The ballets were performed in the reverse order of their original creation, beginning with a fifteen-minute extract from House of Birds, which premiered at Sadler’s Wells on the 26th May 1955. It was a cast-off idea – originally considered by MacMillan’s close friend, John Cranko –to make a ballet on a Brothers Grimm fairy tale (Jorinda and Joringel) about a boy and girl who fall foul of a witch with a predeliction for turning children into caged birds. MacMillan altered this Hansel and Gretel allusion, to a pair of young lovers, and here the roles originally danced by Maryon Lane and David Poole were revived by Lauren Cuthbertson (beguiling in a beautiful patterned white tutu, designed by Royal Ballet wardrobe assistants, Rossella D’Agostino and Tjasha Stroud) and Thiago Soares. There is just enough of their dancing to show that, even this early in his career, MacMillan was capable of creating romantic, lyrical pas de deux, with shades of movement that, a decade later, would capture the greatest love story of them all in his seminal production of Romeo and Juliet.
The predatory Bird Woman was portrayed by Sayaka Ichikawa, essaying the tremulous, threatening movements of birds stalking the ground, before the man wrecks her plans to enchant his beloved, thereby setting the scene for their poetic duet of reconciliation. House of Birds was filmed for transmission by the BBC on the 16th September 1956 and one senses that there is enough both on film and in old notations to completely restore this important ballet.

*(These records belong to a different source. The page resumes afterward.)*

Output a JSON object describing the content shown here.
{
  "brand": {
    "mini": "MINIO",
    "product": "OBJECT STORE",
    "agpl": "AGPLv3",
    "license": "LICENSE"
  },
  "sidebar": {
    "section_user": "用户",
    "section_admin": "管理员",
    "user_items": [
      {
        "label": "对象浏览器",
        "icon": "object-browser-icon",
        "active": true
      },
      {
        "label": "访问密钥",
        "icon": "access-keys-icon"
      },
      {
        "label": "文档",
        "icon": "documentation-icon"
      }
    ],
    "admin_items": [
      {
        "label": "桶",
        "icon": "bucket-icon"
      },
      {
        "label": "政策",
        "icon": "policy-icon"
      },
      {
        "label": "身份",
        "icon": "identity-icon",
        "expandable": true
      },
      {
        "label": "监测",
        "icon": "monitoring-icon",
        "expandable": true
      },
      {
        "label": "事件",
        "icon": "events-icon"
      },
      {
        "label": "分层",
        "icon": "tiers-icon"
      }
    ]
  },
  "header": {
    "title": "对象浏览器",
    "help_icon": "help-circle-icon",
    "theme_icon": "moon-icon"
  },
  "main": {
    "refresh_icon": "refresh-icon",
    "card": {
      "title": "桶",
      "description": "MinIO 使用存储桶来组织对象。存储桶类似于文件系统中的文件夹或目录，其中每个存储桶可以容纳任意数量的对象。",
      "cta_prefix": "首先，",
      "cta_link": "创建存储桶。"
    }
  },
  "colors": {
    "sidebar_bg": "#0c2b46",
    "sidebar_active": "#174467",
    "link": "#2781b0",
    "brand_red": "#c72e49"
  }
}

The duet from Danses Concertantes was little more than a brief filler, to refresh the palette and change the mood, between the two larger-scale pieces. It has personal relevance to Durante because it was the one work of this early MacMillan trio that she had danced, herself. First performed on the 18th January 1955, at Sadler’s Wells, MacMillan’s first commissioned work received such critical acclaim that it determined his retirement from dancing (at 26) to concentrate solely on choreography.